17.   While the applicant acknowledges the car was sold “as is”, he says that does not give the respondent the right to provide misleading information. I agree, and so the issue here is whether the respondent misrepresented the car’s condition by allegedly saying the car would run with a new battery installed, and whether the respondent reasonably relied on the alleged misrepresentation.

18.   The respondent disputes making any such representation to the applicant prior to or at the time the applicant purchased the car. The respondent says she did not sell the car to the applicant in working condition. She says she made it clear that the car had not moved in “approximately 4 – 5 years”, and made no guarantee that the car would be able to run at all. She says when the applicant arrived at her house to inspect the car, the only way to move the car was with a tow truck because of its “non-working condition”. The respondent says that if the car had been in working condition, she would have sold it for more than $200. She says the applicant’s own submissions support this. I agree. Although not supported by any documentary evidence, the applicant himself says that a used car of the same model and year in running condition “on the market” is around $3,000 to $4,000.

19.   The respondent also provided a statement from SY. SY said the applicant is her brother, and the respondent has been her friend for over three decades. SY said the respondent told her about the car, which she understood had sat undriven for a few years. SY said the respondent indicated that she was unsure if the car was still running, and needed to get rid of it by selling it to a scrap car company.

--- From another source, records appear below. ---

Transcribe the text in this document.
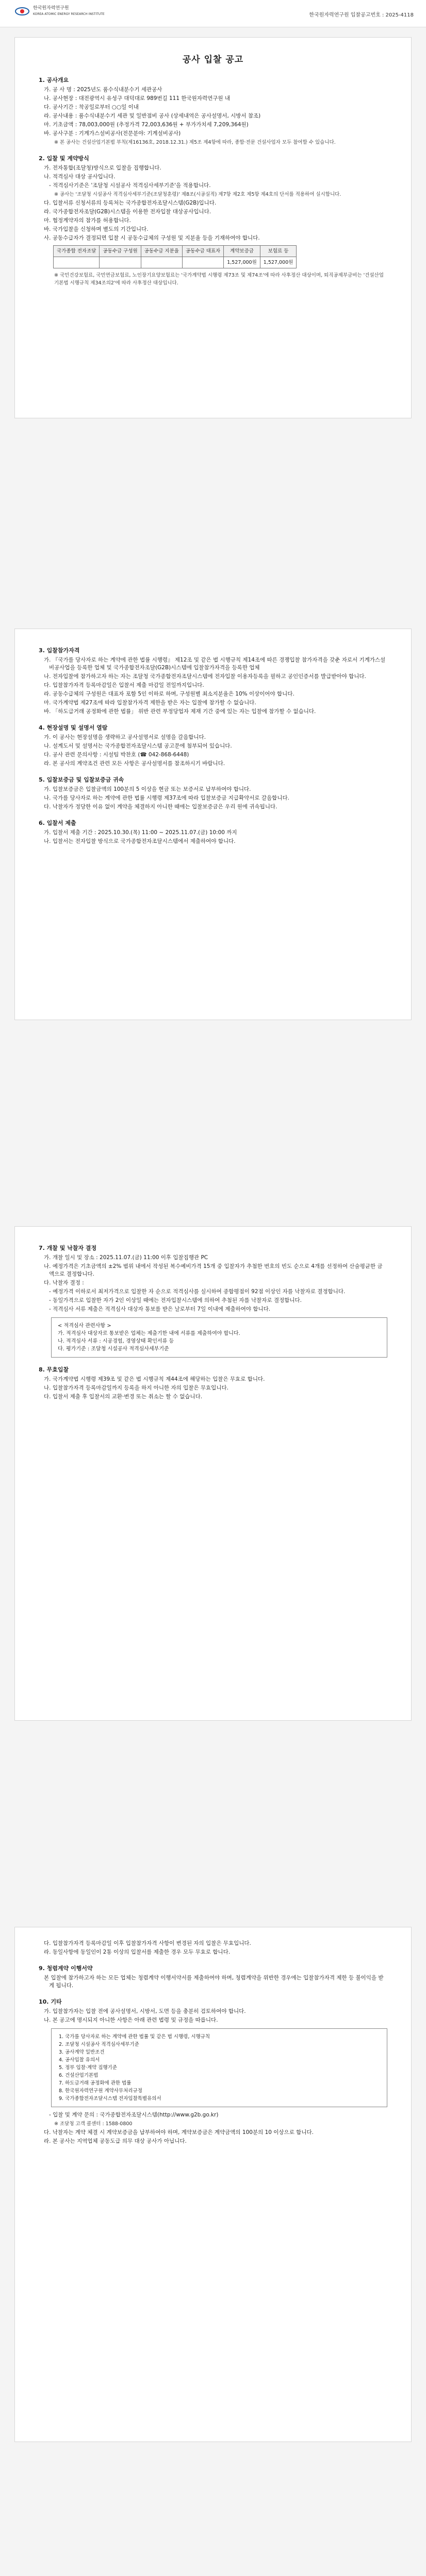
한국원자력연구원
KOREA ATOMIC ENERGY RESEARCH INSTITUTE	한국원자력연구원 입찰공고번호 : 2025-4118
공사 입찰 공고
1. 공사개요
가. 공 사 명 : 2025년도 품수식내분수기 세관공사
나. 공사현장 : 대전광역시 유성구 대덕대로 989번길 111 한국원자력연구원 내
다. 공사기간 : 착공일로부터 ○○일 이내
라. 공사내용 : 품수식내분수기 세관 및 일반점비 공사 (상세내역은 공사설명서, 시방서 참조)
마. 기초금액 : 78,003,000원 (추정가격 72,003,636원 + 부가가치세 7,209,364원)
바. 공사구분 : 기계가스설비공사(전문분야: 기계설비공사)
※ 본 공사는 건설산업기본법 부칙(제16136호, 2018.12.31.) 제5조 제4항에 따라, 종합·전문 건설사업자 모두 참여할 수 있습니다.
2. 입찰 및 계약방식
가. 전자통합(조달청)방식으로 입찰을 집행합니다.
나. 적격심사 대상 공사입니다.
- 적격심사기준은 '조달청 시설공사 적격심사세부기준'을 적용합니다.
※ 공사는 '조달청 시설공사 적격심사세부기준(조달청훈령)' 제8조(시공실적) 제7항 제2호 제5항 제4호의 단서를 적용하여 실시합니다.
다. 입찰서류 신청서류의 등록처는 국가종합전자조달시스템(G2B)입니다.
라. 국가종합전자조달(G2B)시스템을 이용한 전자입찰 대상공사입니다.
마. 협정계약자의 참가를 허용합니다.
바. 국가입찰을 신청하며 별도의 기간입니다.
사. 공동수급자가 결정되면 입찰 시 공동수급체의 구성원 및 지분율 등을 기재하여야 합니다.
국가종합 전자조달	공동수급 구성원	공동수급 지분율	공동수급 대표자	계약보증금	보험료 등
				1,527,000원	1,527,000원
※ 국민건강보험료, 국민연금보험료, 노인장기요양보험료는 '국가계약법 시행령 제73조 및 제74조'에 따라 사후정산 대상이며, 퇴직공제부금비는 '건설산업기본법 시행규칙 제34조의2'에 따라 사후정산 대상입니다.
3. 입찰참가자격
가. 『국가를 당사자로 하는 계약에 관한 법률 시행령』 제12조 및 같은 법 시행규칙 제14조에 따른 경쟁입찰 참가자격을 갖춘 자로서 기계가스설비공사업을 등록한 업체 및 국가종합전자조달(G2B)시스템에 입찰참가자격을 등록한 업체
나. 전자입찰에 참가하고자 하는 자는 조달청 국가종합전자조달시스템에 전자입찰 이용자등록을 필하고 공인인증서를 발급받아야 합니다.
다. 입찰참가자격 등록마감일은 입찰서 제출 마감일 전일까지입니다.
라. 공동수급체의 구성원은 대표자 포함 5인 이하로 하며, 구성원별 최소지분율은 10% 이상이어야 합니다.
마. 국가계약법 제27조에 따라 입찰참가자격 제한을 받은 자는 입찰에 참가할 수 없습니다.
바. 「하도급거래 공정화에 관한 법률」 위반 관련 부정당업자 제재 기간 중에 있는 자는 입찰에 참가할 수 없습니다.
4. 현장설명 및 설명서 열람
가. 이 공사는 현장설명을 생략하고 공사설명서로 설명을 갈음합니다.
나. 설계도서 및 설명서는 국가종합전자조달시스템 공고문에 첨부되어 있습니다.
다. 공사 관련 문의사항 : 시설팀 박찬호 (☎ 042-868-6448)
라. 본 공사의 계약조건 관련 모든 사항은 공사설명서를 참조하시기 바랍니다.
5. 입찰보증금 및 입찰보증금 귀속
가. 입찰보증금은 입찰금액의 100분의 5 이상을 현금 또는 보증서로 납부하여야 합니다.
나. 국가를 당사자로 하는 계약에 관한 법률 시행령 제37조에 따라 입찰보증금 지급확약서로 갈음합니다.
다. 낙찰자가 정당한 이유 없이 계약을 체결하지 아니한 때에는 입찰보증금은 우리 원에 귀속됩니다.
6. 입찰서 제출
가. 입찰서 제출 기간 : 2025.10.30.(목) 11:00 ~ 2025.11.07.(금) 10:00 까지
나. 입찰서는 전자입찰 방식으로 국가종합전자조달시스템에서 제출하여야 합니다.
7. 개찰 및 낙찰자 결정
가. 개찰 일시 및 장소 : 2025.11.07.(금) 11:00 이후 입찰집행관 PC
나. 예정가격은 기초금액의 ±2% 범위 내에서 작성된 복수예비가격 15개 중 입찰자가 추첨한 번호의 빈도 순으로 4개를 선정하여 산술평균한 금액으로 결정합니다.
다. 낙찰자 결정 :
- 예정가격 이하로서 최저가격으로 입찰한 자 순으로 적격심사를 실시하여 종합평점이 92점 이상인 자를 낙찰자로 결정합니다.
- 동일가격으로 입찰한 자가 2인 이상일 때에는 전자입찰시스템에 의하여 추첨된 자를 낙찰자로 결정합니다.
- 적격심사 서류 제출은 적격심사 대상자 통보를 받은 날로부터 7일 이내에 제출하여야 합니다.
< 적격심사 관련사항 >
가. 적격심사 대상자로 통보받은 업체는 제출기한 내에 서류를 제출하여야 합니다.
나. 적격심사 서류 : 시공경험, 경영상태 확인서류 등
다. 평가기준 : 조달청 시설공사 적격심사세부기준
8. 무효입찰
가. 국가계약법 시행령 제39조 및 같은 법 시행규칙 제44조에 해당하는 입찰은 무효로 합니다.
나. 입찰참가자격 등록마감일까지 등록을 하지 아니한 자의 입찰은 무효입니다.
다. 입찰서 제출 후 입찰서의 교환·변경 또는 취소는 할 수 없습니다.
다. 입찰참가자격 등록마감일 이후 입찰참가자격 사항이 변경된 자의 입찰은 무효입니다.
라. 동일사항에 동일인이 2통 이상의 입찰서를 제출한 경우 모두 무효로 합니다.
9. 청렴계약 이행서약
본 입찰에 참가하고자 하는 모든 업체는 청렴계약 이행서약서를 제출하여야 하며, 청렴계약을 위반한 경우에는 입찰참가자격 제한 등 불이익을 받게 됩니다.
10. 기타
가. 입찰참가자는 입찰 전에 공사설명서, 시방서, 도면 등을 충분히 검토하여야 합니다.
나. 본 공고에 명시되지 아니한 사항은 아래 관련 법령 및 규정을 따릅니다.
1. 국가를 당사자로 하는 계약에 관한 법률 및 같은 법 시행령, 시행규칙
2. 조달청 시설공사 적격심사세부기준
3. 공사계약 일반조건
4. 공사입찰 유의서
5. 정부 입찰·계약 집행기준
6. 건설산업기본법
7. 하도급거래 공정화에 관한 법률
8. 한국원자력연구원 계약사무처리규정
9. 국가종합전자조달시스템 전자입찰특별유의서
- 입찰 및 계약 문의 : 국가종합전자조달시스템(http://www.g2b.go.kr)
※ 조달청 고객 콜센터 : 1588-0800
다. 낙찰자는 계약 체결 시 계약보증금을 납부하여야 하며, 계약보증금은 계약금액의 100분의 10 이상으로 합니다.
라. 본 공사는 지역업체 공동도급 의무 대상 공사가 아닙니다.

SY said she told the respondent that she would be interested in buying the car because her brother, the applicant, was looking to buy a used car. SY said she told her brother, the applicant, about the car, including that the car had been sitting in the respondent’s garage for over 3 years and that the respondent was not aware of the car’s working condition. SY said she gave her brother, the applicant, the respondent’s contact information and he ended up purchasing the car for $200. SY said the respondent never indicated to her that the car was running.

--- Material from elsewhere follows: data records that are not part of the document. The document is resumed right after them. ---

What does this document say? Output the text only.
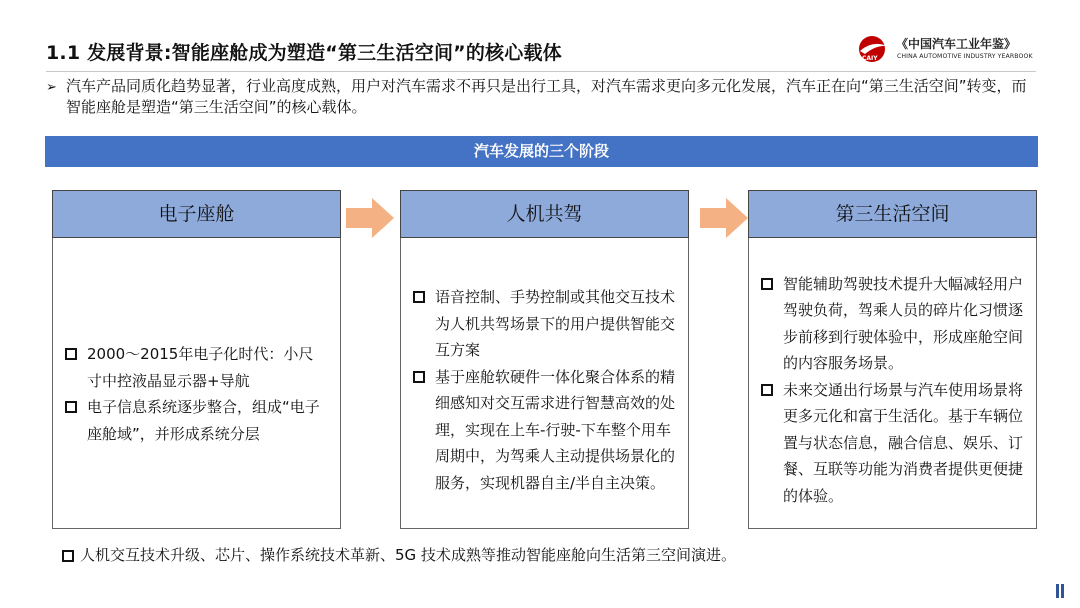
1.1 发展背景:智能座舱成为塑造“第三生活空间”的核心载体	CAIY
《中国汽车工业年鉴》
CHINA AUTOMOTIVE INDUSTRY YEARBOOK
➢ 汽车产品同质化趋势显著，行业高度成熟，用户对汽车需求不再只是出行工具，对汽车需求更向多元化发展，汽车正在向“第三生活空间”转变，而智能座舱是塑造“第三生活空间”的核心载体。
汽车发展的三个阶段
电子座舱
2000～2015年电子化时代：小尺寸中控液晶显示器+导航
电子信息系统逐步整合，组成“电子座舱域”，并形成系统分层
人机共驾
语音控制、手势控制或其他交互技术为人机共驾场景下的用户提供智能交互方案
基于座舱软硬件一体化聚合体系的精细感知对交互需求进行智慧高效的处理，实现在上车-行驶-下车整个用车周期中，为驾乘人主动提供场景化的服务，实现机器自主/半自主决策。
第三生活空间
智能辅助驾驶技术提升大幅减轻用户驾驶负荷，驾乘人员的碎片化习惯逐步前移到行驶体验中，形成座舱空间的内容服务场景。
未来交通出行场景与汽车使用场景将更多元化和富于生活化。基于车辆位置与状态信息，融合信息、娱乐、订餐、互联等功能为消费者提供更便捷的体验。
人机交互技术升级、芯片、操作系统技术革新、5G 技术成熟等推动智能座舱向生活第三空间演进。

20.   The applicant disputes SY’s statement and says SY only told him the car was in excellent shape with very low kilometres. I do not accept this submission. Although SY was not present at the time of the sale, I accept SY’s evidence that she told the applicant that the respondent was unsure if the car was still running. Given that SY is the applicant’s sister, I find it unlikely that the respondent would provide inconsistent information about the car’s condition to SY and the applicant. I find this supports a finding that it is unlikely the respondent made any representation to the applicant that the car would run with a new battery installed.

21.   Based on the available evidence, I find it unlikely that the respondent made any representation to the applicant that the car would run with a new battery installed. In making this finding, I place significant weight on the undisputed fact that the respondent sold the car for only $200. As noted, the parties do not dispute that a car of the same model and year in running condition would sell for more. I find it unlikely that the respondent would have only asked $200 for a car in excellent condition, with low kilometers, when all it needed was a new battery. I find it more likely than not that the respondent told the applicant that the car was not running, and did not misrepresent the car’s condition.

22.   Further, even if I am wrong and the respondent did misrepresent the car’s condition, I find it would be unreasonable for the applicant to rely on any such representation, given the car’s low sale price and the fact that the car had undisputedly sat unused for several years.

23.   Given all the above, I find buyer beware still applies to the car’s sale, and I dismiss the applicant’s claims.

CRT fees and expenses

24.   Under section 49 of the CRTA and CRT rules, the CRT will generally order an unsuccessful party to reimburse a successful party for CRT fees and reasonable dispute-related expenses. As the applicant is unsuccessful, I dismiss his fee claim. The respondent did not pay any CRT fees, and neither party claimed any dispute-related expenses.

ORDER

25.   I dismiss the applicant’s claims and this dispute.